Brothers Michael and Garson Kanin married two extraordinary women, Fay Mitchell and Ruth Gordon, and during the next 40 years, individually or in combination, the four of them wrote, directed, produced and/or starred in a tremendous range of films. Comedies, dramas, romances, who-done-its, and noir, but all with the common thread of sophisticated wit and complex characters. As Fay Kanin, who will appear in person on September 8, says "I like writing people who know who they are."
→ You always make those challenges sound as if they were not that difficult, yet they had to be. The only time I have heard you talk about something that was truly devastating professionally was the McCarthy era.
→ It was devastating. Michael and I were enjoying our first trip to Europe, and in Rome we stopped to have dinner with our friend William Wyler. He was so insistent that we were to be the ones to work on an unfinished script he was preparing that he followed us to Florence and persuaded us to return to Rome when we completed our trip. In the meantime, he was to phone the studio and our agent and make the deal. A day later, he reached us in Paris. "I'm not supposed to tell you this," he confessed, "but you are good friends. When I told Paramount I wanted you, they kept giving me excuses, but finally they fessed up. You're on the Blacklist."
It was a total shock. We went to see a lawyer when we returned home, and he asked us straight out, "Are you communists?"
"No," we told him, "but we sure as hell are that other dirty word, liberals. What is this nonsense all about?"

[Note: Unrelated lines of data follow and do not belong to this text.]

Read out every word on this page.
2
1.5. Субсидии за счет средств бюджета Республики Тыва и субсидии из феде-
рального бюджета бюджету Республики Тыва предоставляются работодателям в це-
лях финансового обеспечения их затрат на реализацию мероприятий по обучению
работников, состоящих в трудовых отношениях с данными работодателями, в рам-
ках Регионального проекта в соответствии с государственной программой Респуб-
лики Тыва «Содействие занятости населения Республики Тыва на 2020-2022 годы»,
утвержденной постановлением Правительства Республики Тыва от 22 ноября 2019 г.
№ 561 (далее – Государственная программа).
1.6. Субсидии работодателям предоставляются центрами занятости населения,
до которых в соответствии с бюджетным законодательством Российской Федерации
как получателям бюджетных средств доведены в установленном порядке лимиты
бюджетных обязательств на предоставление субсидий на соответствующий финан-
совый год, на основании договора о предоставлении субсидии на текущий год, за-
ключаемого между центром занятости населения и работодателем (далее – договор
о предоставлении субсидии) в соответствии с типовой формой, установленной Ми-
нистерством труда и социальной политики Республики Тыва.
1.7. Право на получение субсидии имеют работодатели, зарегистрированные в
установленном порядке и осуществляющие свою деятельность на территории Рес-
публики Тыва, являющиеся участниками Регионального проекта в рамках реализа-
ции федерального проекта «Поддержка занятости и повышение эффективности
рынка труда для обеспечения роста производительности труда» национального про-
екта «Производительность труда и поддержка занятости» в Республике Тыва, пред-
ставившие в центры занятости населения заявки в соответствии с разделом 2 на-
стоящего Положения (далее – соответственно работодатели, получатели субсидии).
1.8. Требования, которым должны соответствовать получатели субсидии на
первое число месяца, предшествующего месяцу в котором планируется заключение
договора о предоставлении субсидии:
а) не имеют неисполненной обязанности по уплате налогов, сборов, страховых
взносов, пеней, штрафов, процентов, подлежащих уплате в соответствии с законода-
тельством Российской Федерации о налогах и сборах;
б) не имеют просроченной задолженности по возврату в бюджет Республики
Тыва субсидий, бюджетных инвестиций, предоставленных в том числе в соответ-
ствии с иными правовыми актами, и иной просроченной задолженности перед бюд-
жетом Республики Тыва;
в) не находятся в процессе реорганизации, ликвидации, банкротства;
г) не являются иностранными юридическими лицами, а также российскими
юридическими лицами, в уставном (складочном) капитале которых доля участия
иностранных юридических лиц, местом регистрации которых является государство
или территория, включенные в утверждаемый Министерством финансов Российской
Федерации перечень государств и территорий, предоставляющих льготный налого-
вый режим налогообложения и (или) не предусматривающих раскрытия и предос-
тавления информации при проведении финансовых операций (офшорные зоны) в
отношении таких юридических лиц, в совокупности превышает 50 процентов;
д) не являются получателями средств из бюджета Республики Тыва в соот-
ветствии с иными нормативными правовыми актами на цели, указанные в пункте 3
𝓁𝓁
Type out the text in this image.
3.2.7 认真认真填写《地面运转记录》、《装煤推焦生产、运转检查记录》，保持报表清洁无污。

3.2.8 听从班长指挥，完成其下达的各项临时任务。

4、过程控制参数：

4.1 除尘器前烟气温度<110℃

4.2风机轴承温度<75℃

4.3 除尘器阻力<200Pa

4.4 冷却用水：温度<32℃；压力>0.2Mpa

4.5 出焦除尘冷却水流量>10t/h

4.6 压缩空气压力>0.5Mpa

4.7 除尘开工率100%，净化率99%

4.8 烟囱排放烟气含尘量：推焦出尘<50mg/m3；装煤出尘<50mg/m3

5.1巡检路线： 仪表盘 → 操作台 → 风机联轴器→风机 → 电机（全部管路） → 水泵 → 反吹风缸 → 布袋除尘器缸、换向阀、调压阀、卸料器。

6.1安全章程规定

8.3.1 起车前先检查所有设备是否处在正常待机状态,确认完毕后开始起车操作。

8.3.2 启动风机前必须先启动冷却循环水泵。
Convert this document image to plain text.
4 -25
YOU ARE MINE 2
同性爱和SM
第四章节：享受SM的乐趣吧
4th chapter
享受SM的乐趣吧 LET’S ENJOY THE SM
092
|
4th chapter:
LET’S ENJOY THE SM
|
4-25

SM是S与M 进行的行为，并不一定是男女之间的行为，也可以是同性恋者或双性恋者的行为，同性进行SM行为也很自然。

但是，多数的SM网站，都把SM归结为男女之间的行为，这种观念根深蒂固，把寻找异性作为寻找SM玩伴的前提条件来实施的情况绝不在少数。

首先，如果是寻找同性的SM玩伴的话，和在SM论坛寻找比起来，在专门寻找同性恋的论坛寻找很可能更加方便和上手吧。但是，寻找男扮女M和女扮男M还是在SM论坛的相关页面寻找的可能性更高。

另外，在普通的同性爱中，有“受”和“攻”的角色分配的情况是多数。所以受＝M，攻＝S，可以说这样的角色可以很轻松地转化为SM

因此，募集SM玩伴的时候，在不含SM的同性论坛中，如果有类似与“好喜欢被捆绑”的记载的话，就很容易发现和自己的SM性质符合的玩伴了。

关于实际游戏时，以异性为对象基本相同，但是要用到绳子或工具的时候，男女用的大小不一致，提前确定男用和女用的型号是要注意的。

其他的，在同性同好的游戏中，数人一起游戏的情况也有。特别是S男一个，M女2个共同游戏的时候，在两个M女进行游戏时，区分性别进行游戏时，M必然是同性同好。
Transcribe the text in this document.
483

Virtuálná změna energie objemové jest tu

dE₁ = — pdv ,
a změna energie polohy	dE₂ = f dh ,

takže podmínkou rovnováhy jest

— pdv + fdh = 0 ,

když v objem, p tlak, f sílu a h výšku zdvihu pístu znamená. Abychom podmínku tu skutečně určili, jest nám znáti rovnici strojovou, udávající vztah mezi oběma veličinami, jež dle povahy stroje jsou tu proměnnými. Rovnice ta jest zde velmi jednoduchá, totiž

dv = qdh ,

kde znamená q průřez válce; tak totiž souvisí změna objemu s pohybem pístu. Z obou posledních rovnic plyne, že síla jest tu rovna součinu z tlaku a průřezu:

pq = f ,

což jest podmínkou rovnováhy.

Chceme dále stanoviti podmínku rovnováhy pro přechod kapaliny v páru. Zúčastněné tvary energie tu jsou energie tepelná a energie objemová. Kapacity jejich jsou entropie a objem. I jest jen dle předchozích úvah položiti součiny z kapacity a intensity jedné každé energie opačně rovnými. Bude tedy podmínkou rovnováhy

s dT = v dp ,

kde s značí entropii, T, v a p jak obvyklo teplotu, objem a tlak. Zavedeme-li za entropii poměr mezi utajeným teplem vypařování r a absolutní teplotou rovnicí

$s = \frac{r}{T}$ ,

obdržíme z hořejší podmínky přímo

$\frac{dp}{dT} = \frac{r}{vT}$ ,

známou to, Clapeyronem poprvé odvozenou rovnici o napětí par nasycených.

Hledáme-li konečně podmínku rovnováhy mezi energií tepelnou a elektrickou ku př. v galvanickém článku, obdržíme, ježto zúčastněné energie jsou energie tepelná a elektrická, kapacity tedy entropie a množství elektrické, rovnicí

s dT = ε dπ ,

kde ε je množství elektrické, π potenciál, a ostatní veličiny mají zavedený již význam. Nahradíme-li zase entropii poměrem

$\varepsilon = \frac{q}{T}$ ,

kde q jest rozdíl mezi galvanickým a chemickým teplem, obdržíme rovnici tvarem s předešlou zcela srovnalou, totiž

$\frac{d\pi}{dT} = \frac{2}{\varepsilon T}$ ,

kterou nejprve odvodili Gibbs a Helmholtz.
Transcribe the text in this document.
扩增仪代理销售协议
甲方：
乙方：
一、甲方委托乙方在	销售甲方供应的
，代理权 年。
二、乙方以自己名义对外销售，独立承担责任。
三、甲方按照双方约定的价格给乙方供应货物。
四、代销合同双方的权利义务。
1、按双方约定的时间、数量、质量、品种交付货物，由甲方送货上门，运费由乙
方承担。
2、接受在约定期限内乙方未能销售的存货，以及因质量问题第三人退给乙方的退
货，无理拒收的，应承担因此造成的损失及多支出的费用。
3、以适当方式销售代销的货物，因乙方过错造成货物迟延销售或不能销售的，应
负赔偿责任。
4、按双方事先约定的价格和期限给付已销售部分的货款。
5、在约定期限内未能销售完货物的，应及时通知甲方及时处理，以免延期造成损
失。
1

After several weeks, he reported to us that it wasn't nonsense at all. We were listed as unhireable. What they had against us was that I had taken classes at the Actors Lab in Hollywood where some of the teachers were from the Group Theater and therefore suspect, and we had been members of the Hollywood Writers Mobilization, an organization in support of World War II to which almost all of Hollywood's writers belonged. It was ridiculous, but it was very real, and there was nothing we could do about it. We took a larger mortgage on the house and started writing a play, but we didn't work in films for almost two years. The reason it wasn't longer was because Charlie Vidor wanted us for Rhapsody. We told him that he would hit a stonewall, but he just said, "Let me see what I can do." He went to MGM and said if they wouldn't let him hire the Kanins, he would go to the press and blow the lid off. It worked, and we were hired to write Rhapsody. Compared to so many others whose lives were ruined, we got out of it lightly, but it was a dreadful time.
→ As a veteran of several Writers Guild negotiating committees and two strikes, what do you think of the recent settlement?
→ I always say the Writers Guild is the feistiest union, and I've been proud to walk the picket line. We have had to strike for many of the major improvements during the past 20 years, but this wasn't the year to strike for a variety of reasons. Still we were able to negotiate some important changes. You know, Michael's mother used to say, "Do cows give milk? No, you have to squeeze it out of them." And I always remember Mama's words at contract time.
→ You say that with your familiar, almost demure, smile, still the phrase "iron fist in a velvet glove" comes to mind. You have served on so many committees and boards and are so respected, not just for what you do but how you do it. Can you tell me what you credit with your effectiveness?
→ Well, I listen. I genuinely like people--all kinds of people. And I respect the opinions of others. But when I think I'm right... Well, I remember a director telling me once, with some surprise in his voice, "You are tough. You're really a fighter." I think that is one of the nicest compliments I have been given.